Pertama, ini adalah 'fondasi' bagi profesi musisi. Royalti yang terkelola dengan baik memberikan kepastian finansial, memungkinkan musisi untuk fokus berkarya tanpa terus-menerus cemas akan kebutuhan esok hari. Ini adalah kesempatan bagi talenta-talenta baru untuk berani terjun ke dunia musik, karena ada jaminan bahwa kerja keras kreatif mereka akan dihargai secara profesional. Dikutip dari berbagai studi WIPO (World Intellectual Property Organization), negara dengan sistem kolektif royalti yang kuat cenderung memiliki industri musik yang lebih dinamis dan beragam.
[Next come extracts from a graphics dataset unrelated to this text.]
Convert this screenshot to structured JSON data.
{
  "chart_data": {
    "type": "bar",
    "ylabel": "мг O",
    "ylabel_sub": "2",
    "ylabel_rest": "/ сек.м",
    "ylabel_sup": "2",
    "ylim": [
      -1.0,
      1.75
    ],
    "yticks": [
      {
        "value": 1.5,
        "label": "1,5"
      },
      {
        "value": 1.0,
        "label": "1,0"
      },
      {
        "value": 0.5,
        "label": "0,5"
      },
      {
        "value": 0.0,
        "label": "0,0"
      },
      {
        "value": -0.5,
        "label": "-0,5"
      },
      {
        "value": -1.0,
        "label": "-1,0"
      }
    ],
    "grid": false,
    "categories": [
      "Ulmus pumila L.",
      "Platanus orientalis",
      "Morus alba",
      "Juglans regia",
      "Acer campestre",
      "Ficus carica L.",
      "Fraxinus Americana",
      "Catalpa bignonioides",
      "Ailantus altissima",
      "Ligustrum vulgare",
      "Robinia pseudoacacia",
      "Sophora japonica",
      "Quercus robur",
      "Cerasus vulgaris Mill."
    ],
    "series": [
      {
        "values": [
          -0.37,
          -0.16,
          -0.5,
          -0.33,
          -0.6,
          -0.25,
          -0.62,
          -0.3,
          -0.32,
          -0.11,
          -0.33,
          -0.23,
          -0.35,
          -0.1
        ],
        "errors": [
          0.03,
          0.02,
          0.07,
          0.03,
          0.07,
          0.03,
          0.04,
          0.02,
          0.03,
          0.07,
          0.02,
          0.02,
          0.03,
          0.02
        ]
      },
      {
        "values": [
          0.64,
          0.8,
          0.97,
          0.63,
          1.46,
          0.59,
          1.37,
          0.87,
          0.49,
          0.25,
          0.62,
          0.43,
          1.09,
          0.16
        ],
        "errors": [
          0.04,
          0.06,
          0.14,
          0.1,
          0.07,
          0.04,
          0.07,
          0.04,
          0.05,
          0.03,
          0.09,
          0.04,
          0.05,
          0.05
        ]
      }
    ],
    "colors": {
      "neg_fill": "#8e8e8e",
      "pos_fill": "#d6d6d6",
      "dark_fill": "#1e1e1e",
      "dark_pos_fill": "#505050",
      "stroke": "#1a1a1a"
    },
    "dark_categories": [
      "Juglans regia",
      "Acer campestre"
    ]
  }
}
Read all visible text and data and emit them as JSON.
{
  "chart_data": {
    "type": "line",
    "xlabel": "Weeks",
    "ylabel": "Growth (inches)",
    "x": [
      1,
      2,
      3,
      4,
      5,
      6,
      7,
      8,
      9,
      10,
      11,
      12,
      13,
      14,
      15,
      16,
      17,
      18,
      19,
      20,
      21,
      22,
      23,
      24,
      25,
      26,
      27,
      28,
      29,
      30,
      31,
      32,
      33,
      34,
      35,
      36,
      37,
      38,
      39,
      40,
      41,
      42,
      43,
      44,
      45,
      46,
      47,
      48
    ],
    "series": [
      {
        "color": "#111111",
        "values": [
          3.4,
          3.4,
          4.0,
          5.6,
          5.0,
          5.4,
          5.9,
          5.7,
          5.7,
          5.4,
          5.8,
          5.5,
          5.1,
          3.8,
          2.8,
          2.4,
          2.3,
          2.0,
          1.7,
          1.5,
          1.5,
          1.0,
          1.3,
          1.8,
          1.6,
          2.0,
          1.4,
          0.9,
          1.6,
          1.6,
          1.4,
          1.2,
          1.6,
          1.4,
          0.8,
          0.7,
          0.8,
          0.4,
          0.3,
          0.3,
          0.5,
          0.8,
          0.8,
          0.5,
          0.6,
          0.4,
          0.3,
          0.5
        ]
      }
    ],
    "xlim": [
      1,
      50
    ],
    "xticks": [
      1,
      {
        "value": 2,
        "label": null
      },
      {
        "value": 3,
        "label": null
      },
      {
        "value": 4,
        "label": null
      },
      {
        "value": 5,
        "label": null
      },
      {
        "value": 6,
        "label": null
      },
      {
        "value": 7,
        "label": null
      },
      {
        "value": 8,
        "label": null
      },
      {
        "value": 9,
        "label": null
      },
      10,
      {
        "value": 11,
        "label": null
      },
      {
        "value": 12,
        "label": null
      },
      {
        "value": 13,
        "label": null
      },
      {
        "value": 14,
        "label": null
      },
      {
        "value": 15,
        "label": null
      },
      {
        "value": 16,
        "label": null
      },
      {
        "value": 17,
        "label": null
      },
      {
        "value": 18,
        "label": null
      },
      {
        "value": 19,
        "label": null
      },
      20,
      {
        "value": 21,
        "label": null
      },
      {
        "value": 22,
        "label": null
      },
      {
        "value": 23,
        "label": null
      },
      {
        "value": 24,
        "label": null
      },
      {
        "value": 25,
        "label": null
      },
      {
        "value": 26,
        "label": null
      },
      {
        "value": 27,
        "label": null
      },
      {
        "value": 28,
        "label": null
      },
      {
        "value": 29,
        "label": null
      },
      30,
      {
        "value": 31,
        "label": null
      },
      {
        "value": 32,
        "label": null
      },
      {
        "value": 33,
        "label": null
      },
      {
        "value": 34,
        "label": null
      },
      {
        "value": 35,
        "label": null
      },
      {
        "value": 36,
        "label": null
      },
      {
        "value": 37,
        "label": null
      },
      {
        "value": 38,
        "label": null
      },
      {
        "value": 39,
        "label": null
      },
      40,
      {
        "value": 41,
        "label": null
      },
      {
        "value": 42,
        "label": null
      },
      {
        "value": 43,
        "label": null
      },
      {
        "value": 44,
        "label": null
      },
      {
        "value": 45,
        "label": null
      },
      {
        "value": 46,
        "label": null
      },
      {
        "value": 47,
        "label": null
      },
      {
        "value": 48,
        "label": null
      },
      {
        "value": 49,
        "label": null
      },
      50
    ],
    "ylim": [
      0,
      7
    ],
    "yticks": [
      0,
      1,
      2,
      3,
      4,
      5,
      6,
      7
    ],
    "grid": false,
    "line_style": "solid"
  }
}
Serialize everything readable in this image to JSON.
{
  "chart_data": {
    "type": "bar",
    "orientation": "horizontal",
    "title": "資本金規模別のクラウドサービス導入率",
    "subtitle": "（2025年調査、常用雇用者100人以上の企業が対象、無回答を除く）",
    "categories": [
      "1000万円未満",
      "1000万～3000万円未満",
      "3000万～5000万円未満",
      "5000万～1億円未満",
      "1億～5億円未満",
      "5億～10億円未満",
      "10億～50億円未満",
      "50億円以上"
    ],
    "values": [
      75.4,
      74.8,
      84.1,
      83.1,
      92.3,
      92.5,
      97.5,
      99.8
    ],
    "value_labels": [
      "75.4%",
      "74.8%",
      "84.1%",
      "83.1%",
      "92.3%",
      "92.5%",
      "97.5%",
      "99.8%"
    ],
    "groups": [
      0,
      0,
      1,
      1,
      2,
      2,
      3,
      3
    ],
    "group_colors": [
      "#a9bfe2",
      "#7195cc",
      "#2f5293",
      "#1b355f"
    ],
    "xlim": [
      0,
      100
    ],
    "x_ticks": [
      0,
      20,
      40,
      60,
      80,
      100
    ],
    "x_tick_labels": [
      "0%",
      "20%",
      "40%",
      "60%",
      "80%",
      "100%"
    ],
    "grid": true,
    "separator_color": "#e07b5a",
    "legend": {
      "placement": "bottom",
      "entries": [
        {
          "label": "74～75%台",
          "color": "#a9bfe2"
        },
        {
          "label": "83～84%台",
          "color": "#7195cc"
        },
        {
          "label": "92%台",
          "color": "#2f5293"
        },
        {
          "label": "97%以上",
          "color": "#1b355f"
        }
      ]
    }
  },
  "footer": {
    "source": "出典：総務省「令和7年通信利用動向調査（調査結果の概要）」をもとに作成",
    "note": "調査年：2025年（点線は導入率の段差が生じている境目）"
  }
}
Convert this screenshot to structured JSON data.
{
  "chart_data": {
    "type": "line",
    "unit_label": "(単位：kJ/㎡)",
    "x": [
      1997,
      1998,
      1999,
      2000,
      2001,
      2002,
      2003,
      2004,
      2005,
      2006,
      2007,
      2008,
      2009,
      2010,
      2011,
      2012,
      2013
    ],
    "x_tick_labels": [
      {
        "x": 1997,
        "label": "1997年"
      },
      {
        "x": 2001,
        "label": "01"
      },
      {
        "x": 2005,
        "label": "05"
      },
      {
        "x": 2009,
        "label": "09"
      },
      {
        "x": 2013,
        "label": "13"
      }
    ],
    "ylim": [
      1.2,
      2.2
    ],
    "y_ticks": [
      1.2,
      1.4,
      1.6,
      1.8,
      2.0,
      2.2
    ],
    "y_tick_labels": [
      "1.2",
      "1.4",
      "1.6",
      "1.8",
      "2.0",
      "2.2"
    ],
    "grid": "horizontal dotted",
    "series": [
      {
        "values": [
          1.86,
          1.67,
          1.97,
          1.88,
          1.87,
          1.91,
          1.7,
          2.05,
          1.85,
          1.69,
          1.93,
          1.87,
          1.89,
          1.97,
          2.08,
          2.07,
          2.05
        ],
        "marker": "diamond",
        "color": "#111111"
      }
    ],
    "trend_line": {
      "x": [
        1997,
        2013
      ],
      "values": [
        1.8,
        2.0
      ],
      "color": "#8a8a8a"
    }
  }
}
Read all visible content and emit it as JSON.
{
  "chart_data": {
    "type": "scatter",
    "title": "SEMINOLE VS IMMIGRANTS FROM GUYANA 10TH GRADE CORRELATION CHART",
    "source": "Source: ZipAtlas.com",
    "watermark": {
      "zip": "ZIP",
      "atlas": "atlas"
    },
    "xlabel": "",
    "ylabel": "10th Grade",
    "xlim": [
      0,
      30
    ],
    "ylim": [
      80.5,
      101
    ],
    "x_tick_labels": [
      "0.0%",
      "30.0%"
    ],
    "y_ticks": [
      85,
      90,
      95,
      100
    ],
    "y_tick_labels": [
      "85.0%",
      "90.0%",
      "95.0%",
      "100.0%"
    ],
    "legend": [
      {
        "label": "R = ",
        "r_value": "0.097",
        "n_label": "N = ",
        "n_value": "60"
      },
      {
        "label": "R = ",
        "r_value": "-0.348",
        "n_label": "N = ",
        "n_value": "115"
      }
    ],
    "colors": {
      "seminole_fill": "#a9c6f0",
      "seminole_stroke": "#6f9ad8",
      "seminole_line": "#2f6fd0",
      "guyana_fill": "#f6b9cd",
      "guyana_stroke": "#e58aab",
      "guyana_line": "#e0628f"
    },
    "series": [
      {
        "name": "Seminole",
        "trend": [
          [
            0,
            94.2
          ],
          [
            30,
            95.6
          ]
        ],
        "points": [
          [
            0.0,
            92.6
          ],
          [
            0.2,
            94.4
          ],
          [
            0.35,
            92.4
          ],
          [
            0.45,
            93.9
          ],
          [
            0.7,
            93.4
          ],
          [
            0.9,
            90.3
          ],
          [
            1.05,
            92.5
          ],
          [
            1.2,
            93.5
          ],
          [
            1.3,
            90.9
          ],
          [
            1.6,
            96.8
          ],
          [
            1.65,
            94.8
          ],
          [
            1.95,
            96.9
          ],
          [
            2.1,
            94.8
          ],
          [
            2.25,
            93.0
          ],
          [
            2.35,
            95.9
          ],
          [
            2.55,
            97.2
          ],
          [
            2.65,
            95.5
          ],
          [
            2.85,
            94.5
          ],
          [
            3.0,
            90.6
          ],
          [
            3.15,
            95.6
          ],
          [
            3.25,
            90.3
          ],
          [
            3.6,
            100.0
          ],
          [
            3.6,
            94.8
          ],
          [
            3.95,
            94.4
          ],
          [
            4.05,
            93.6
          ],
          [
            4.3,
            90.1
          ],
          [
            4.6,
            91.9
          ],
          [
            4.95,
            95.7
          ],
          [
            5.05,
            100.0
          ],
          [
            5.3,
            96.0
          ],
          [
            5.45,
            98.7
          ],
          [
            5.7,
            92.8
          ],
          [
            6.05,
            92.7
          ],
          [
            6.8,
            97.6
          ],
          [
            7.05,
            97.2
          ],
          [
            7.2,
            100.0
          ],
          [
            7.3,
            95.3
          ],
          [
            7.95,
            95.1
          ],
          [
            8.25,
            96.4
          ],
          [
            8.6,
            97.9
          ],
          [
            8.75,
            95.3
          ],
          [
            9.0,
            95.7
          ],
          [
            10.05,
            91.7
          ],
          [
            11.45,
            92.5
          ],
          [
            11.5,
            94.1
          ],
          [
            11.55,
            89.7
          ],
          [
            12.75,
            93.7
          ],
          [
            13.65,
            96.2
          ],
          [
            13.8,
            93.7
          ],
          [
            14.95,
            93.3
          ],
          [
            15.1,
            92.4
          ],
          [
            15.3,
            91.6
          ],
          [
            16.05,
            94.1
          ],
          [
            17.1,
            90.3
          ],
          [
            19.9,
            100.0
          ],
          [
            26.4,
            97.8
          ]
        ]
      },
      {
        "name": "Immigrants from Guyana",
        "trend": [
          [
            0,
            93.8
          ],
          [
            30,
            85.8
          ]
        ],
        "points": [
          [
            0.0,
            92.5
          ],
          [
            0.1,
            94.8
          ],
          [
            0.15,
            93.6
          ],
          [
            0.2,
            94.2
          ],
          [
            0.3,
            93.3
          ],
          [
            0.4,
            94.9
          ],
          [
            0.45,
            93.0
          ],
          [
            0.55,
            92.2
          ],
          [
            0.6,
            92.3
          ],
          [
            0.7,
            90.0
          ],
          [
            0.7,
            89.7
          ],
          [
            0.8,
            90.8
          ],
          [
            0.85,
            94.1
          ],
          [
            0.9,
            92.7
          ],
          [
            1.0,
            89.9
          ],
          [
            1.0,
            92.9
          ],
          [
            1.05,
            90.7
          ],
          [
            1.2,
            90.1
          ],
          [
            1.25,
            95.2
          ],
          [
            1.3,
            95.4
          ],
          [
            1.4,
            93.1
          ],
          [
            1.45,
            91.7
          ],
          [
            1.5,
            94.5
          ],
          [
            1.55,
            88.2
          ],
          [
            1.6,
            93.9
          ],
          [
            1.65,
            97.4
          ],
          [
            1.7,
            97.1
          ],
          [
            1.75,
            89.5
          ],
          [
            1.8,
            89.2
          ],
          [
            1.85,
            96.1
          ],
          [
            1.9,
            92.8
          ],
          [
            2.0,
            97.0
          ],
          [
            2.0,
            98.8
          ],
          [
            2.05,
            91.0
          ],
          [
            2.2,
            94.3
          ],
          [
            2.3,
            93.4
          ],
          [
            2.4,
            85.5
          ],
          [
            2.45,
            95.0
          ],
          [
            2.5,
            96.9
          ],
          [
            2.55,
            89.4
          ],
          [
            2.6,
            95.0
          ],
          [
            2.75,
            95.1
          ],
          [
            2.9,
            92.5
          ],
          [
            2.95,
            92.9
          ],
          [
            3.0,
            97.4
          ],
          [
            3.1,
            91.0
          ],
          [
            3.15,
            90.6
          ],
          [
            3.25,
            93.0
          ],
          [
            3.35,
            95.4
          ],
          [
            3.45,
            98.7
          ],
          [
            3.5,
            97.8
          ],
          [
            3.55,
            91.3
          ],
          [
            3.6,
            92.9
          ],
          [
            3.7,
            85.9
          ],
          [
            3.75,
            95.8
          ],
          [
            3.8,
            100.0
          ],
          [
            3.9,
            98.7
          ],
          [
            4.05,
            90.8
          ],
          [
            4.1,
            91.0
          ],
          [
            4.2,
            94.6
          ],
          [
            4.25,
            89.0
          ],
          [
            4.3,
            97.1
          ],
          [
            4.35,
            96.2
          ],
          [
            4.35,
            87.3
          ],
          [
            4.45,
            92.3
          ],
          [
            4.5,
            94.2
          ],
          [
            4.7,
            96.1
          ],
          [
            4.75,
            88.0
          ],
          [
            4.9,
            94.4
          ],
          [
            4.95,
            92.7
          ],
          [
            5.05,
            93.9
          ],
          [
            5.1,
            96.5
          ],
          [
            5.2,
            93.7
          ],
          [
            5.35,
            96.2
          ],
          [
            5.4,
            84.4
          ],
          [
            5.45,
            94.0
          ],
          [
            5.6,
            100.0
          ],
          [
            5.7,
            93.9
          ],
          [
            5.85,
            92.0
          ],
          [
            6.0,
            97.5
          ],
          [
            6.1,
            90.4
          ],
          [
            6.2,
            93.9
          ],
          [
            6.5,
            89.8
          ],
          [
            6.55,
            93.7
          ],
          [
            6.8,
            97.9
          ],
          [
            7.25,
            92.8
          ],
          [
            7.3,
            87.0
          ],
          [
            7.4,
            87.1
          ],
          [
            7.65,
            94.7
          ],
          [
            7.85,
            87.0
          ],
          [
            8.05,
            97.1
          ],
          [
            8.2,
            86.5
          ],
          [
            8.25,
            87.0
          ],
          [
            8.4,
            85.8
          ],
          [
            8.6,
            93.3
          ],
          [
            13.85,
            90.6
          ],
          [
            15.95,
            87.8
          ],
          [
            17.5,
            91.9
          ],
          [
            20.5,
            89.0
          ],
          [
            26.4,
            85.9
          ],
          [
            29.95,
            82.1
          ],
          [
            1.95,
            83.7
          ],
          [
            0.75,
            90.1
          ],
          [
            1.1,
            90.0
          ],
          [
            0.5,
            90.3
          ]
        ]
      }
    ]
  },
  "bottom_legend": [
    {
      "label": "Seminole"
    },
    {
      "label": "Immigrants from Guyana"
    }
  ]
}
Kedua, ini adalah bentuk keadilan dan transparansi. Meskipun sering diperdebatkan, keberadaan LMK Nasional bertujuan untuk menciptakan satu pintu pembayaran, menyederhanakan proses bagi pengguna (seperti pemilik kafe) dan memastikan data pemutaran lagu tercatat. Tujuannya adalah agar setiap musisi, baik yang sudah punya nama besar maupun pendatang baru, punya kesempatan yang sama untuk mendapatkan haknya berdasarkan data yang akurat.

Pada akhirnya, polemik royalti musik bukanlah tentang siapa yang salah dan siapa yang benar, melainkan tentang kemauan kolektif untuk membangun, memperbaiki, dan bertumbuh. Anggaplah kita semua sedang berada dalam satu orkestra besar. Agar menghasilkan harmoni yang indah, setiap instrumen harus dimainkan dengan benar dan setiap pemain harus saling menghargai.